The actual preparation wasn’t complicated. I started by sautéing the base with the shrimp paste in some peanut oil. Shrimp paste is interesting stuff. It’s extremely viscous. You could roll it in a ball and play marbles with it—a very sticky, odorous game of marbles. The smell can only be described as brown. Brown, sweet, salty, sea paste. If that doesn’t make sense to you, go get some shrimp paste and smell it. Then I added the rest of the fruit (because why wouldn’t there be fruit in this fish noodle breakfast soup?)—banana blossoms and tamarind, the vegetables—water chestnuts, and the legumes—smashed chickpeas, as well as gram (chickpea) flour to help thicken the broth. I opened the can of banana blossoms, not knowing what to expect. I found that they looked identical to artichoke hearts and tasted similar, with just a little brighter flavor and none of the toothsome quality the outer peels of artichokes can have. From there I just added stock, brought it to a boil and then added some pre-made rice noodles and uncooked white fish. I used swai, a sort of Asian catfish. The noodles and fish need to cook only a few minutes, five or so, with a few tablespoons of fish sauce. When I make this again, I’ll keep the noodles separate. After I ate my dish and the rest of the pot had sat on the stove for a few minutes, the noodles absorbed all the broth. Reading about mohinga online, I learned that the street vendors who sell it apparently keep the broth in one pot, the noodles in another and the toppings in separate containers.
The toppings. Oh, the toppings. The whole dish was delicious, but the toppings were my favorite part—fresh cilantro, lime and thinly sliced red chilies, sliced hardboiled egg and fried onions battered in gram flour. Apparently, there are many more options for toppings including a “Chinese donut.” That sounds very promising, as the only thing that could possibly improve fruit-laden, crustacean-flavored, spicy breakfast fish soup is a deep-fried donut. I might have gone overboard with the amount of toppings I used. I just don’t know. I’ve never been to Burma and watched the locals prepare their early morning mohinga.

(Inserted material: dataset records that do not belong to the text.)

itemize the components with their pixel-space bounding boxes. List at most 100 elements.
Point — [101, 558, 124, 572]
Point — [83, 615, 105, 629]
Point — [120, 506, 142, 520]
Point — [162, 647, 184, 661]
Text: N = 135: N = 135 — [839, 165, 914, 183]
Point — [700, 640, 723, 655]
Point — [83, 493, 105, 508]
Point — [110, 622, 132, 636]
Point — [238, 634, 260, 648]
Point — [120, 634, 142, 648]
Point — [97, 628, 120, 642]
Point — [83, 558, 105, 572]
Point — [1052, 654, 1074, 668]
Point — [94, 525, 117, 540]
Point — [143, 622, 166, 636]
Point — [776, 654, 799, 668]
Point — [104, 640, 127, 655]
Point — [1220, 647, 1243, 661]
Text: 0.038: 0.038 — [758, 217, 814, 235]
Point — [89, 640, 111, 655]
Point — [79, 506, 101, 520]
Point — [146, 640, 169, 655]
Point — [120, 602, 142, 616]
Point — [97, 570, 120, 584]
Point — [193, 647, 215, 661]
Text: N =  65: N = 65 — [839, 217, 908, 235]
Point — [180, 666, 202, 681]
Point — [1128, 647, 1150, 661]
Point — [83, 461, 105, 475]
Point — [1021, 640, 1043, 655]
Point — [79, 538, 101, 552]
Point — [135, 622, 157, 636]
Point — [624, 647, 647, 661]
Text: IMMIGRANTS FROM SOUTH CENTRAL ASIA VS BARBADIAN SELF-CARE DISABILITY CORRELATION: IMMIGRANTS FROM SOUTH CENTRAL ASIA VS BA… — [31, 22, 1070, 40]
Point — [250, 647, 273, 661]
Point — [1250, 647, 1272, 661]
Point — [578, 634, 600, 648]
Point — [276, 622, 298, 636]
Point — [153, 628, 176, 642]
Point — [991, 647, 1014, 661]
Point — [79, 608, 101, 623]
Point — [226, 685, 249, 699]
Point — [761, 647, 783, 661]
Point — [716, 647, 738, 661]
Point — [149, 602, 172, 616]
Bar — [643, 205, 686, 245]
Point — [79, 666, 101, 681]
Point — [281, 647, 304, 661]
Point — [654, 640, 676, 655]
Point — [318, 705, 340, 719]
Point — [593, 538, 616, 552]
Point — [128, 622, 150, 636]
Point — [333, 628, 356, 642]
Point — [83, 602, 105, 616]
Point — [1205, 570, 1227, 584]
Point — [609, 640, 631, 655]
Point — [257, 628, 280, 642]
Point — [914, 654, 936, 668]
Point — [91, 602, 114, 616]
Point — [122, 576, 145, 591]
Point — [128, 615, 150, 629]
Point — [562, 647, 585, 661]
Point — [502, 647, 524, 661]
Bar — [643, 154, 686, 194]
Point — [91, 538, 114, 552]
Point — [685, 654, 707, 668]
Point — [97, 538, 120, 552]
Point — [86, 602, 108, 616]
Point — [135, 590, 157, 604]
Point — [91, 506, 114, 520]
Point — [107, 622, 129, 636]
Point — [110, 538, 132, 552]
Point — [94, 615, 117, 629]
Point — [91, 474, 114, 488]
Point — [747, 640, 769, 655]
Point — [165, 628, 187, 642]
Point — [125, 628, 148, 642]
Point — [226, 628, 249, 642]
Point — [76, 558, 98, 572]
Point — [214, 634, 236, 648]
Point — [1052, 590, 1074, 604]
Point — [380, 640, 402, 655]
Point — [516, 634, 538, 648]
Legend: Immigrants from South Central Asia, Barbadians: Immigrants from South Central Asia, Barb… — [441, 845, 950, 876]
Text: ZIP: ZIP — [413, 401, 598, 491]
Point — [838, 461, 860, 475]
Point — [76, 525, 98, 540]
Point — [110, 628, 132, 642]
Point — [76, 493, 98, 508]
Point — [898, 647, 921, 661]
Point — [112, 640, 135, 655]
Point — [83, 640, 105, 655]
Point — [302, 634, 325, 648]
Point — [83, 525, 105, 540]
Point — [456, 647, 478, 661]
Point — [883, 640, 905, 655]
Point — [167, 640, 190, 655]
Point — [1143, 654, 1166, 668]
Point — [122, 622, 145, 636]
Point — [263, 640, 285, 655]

I’ve never been to Burma to test a seasoned professional’s breakfast soup. I’ve never seen him sprinkle on the toppings, adding just the right amount of cilantro (or as the recipes called for—coriander leaves) or chilies or fried Chinese donuts. Hopefully I will get a chance to try some of this authentic Burmese cuisine one day while walking the streets of the capital, Nay Pyi Taw, or Yangon, the largest city. All I know is—either way—I’d ask for extra donuts.